A Texan’s visit to Normandy uncovers Memorial Day’s true meaning | Opinion
To understand Memorial Day, I had to leave the country.
On the beaches of Normandy and in tiny French villages covered with American flags and memorials, I learned about the Allies’ courage in World War II, and about the horrible price.
But I also learned that our heroes now lie alone in silence.
Only a fraction of D-Day survivors are living. For a few years, family members avoided France, fearing terrorism.
“Tell the Americans to come to France,” war historian Henri Levaufre pleaded in 2016 in the tiny town of Périers, where the retired electrical engineer meticulously catalogs every keepsake and email from 90th Infantry Division veterans.
“We have your memories. We are keeping them here for you.”
My father was in the war, but across Europe.

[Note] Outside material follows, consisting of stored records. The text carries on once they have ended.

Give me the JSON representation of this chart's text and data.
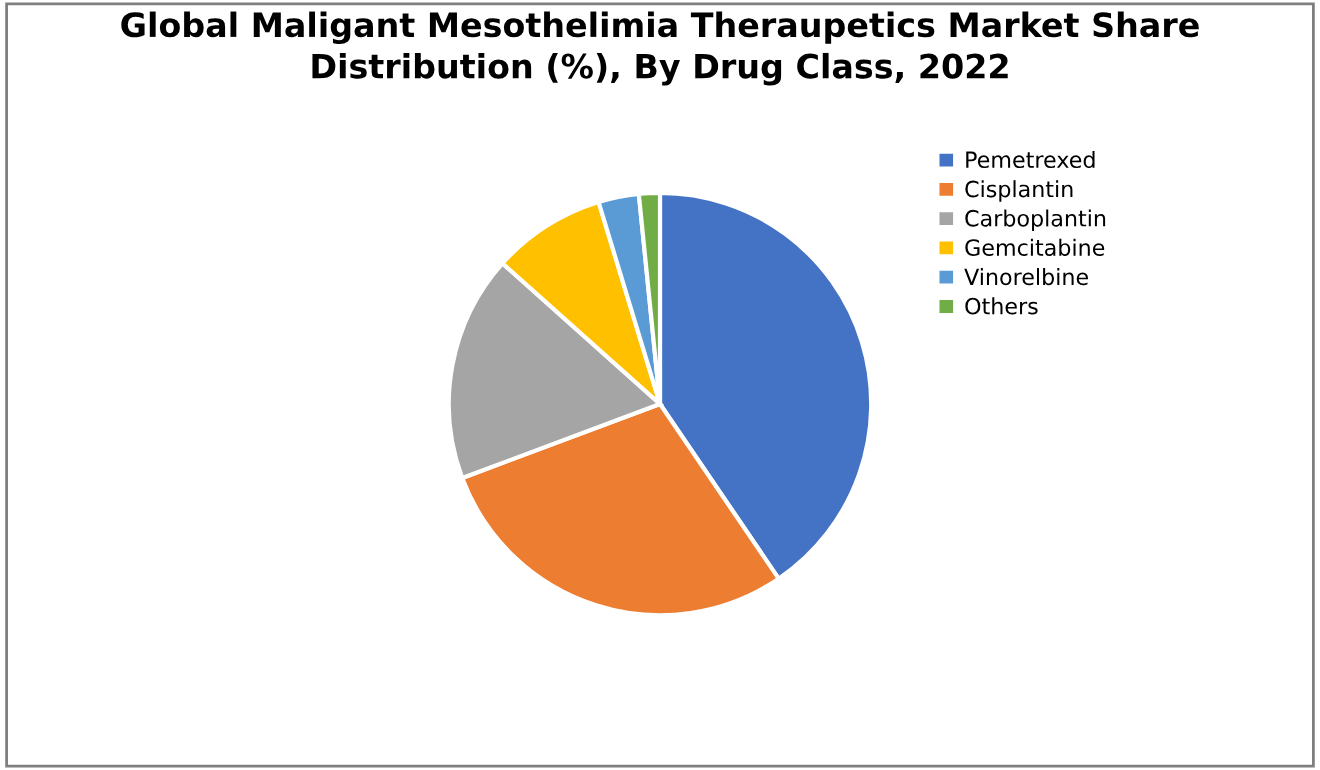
{
  "chart_data": {
    "type": "pie",
    "title": "Global Maligant Mesothelimia Theraupetics Market Share\nDistribution (%), By Drug Class, 2022",
    "categories": [
      "Pemetrexed",
      "Cisplantin",
      "Carboplantin",
      "Gemcitabine",
      "Vinorelbine",
      "Others"
    ],
    "values": [
      40.5,
      28.8,
      17.3,
      8.7,
      3.1,
      1.6
    ],
    "colors": [
      "#4472c4",
      "#ed7d31",
      "#a5a5a5",
      "#ffc000",
      "#5b9bd5",
      "#70ad47"
    ],
    "legend": "right"
  }
}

He was a mess cook with the 45th Infantry Division, in beachfront landings at Salerno and Anzio, Italy.
Normandy beach landing took two years to plan
Now I know what that meant.
Normandy’s D-Day museums tell the story of June 6, 1944, and an invasion plan two years in the making.
On the cliffs above the beaches, I stood beside rusting German artillery weapons and crouched in cement bunkers, and imagined 24,000 Allied soldiers in small landing craft trying to fight their way in under heavy fire.
That’s where the movies stop. But dozens of markers and memorials across Normandy’s towns remember Allied heroes.
If only Americans would come back.
The first time Levaufre said that, I thought he was kidding.
A surprise French salute to an American tourist
I was still parking the Peugeot when Levaufre mentioned my wife, Shelly Seymour, and how her stepfather was the late decorated U.S. Army Capt. Hobby H. McCall.
Later, he introduced her to city officials: “She is from the United States of America!” he said as they applauded.
That morning, we had toured the Utah Beach D-Day Museum, recently expanded with support from former Texas Lt. Gov. David Dewhurst. His father led the final D-Day B-26 bombing run.
The crowd was thin, and only a few other visitors seemed to be Americans.
The day before, more American tourists had been wandering among the stunning field of 9,387 white crosses in the Normandy American Cemetery.
At another D-Day Museum at Arromanches, a short film describes the remarkable building of an Allied port.
The auditorium was filled for the French-language film.
But for the English version, we were the only two visitors.
The price of a countryside bed-and-breakfast in Normandy is a fraction of Paris prices — and in a historic farmhouse or manor house — and the people of the French countryside were consistently friendly.
Yes, it’s a nine-hour flight and a three-hour drive.
But the lesson about American soldiers’ bravery lasts a lifetime.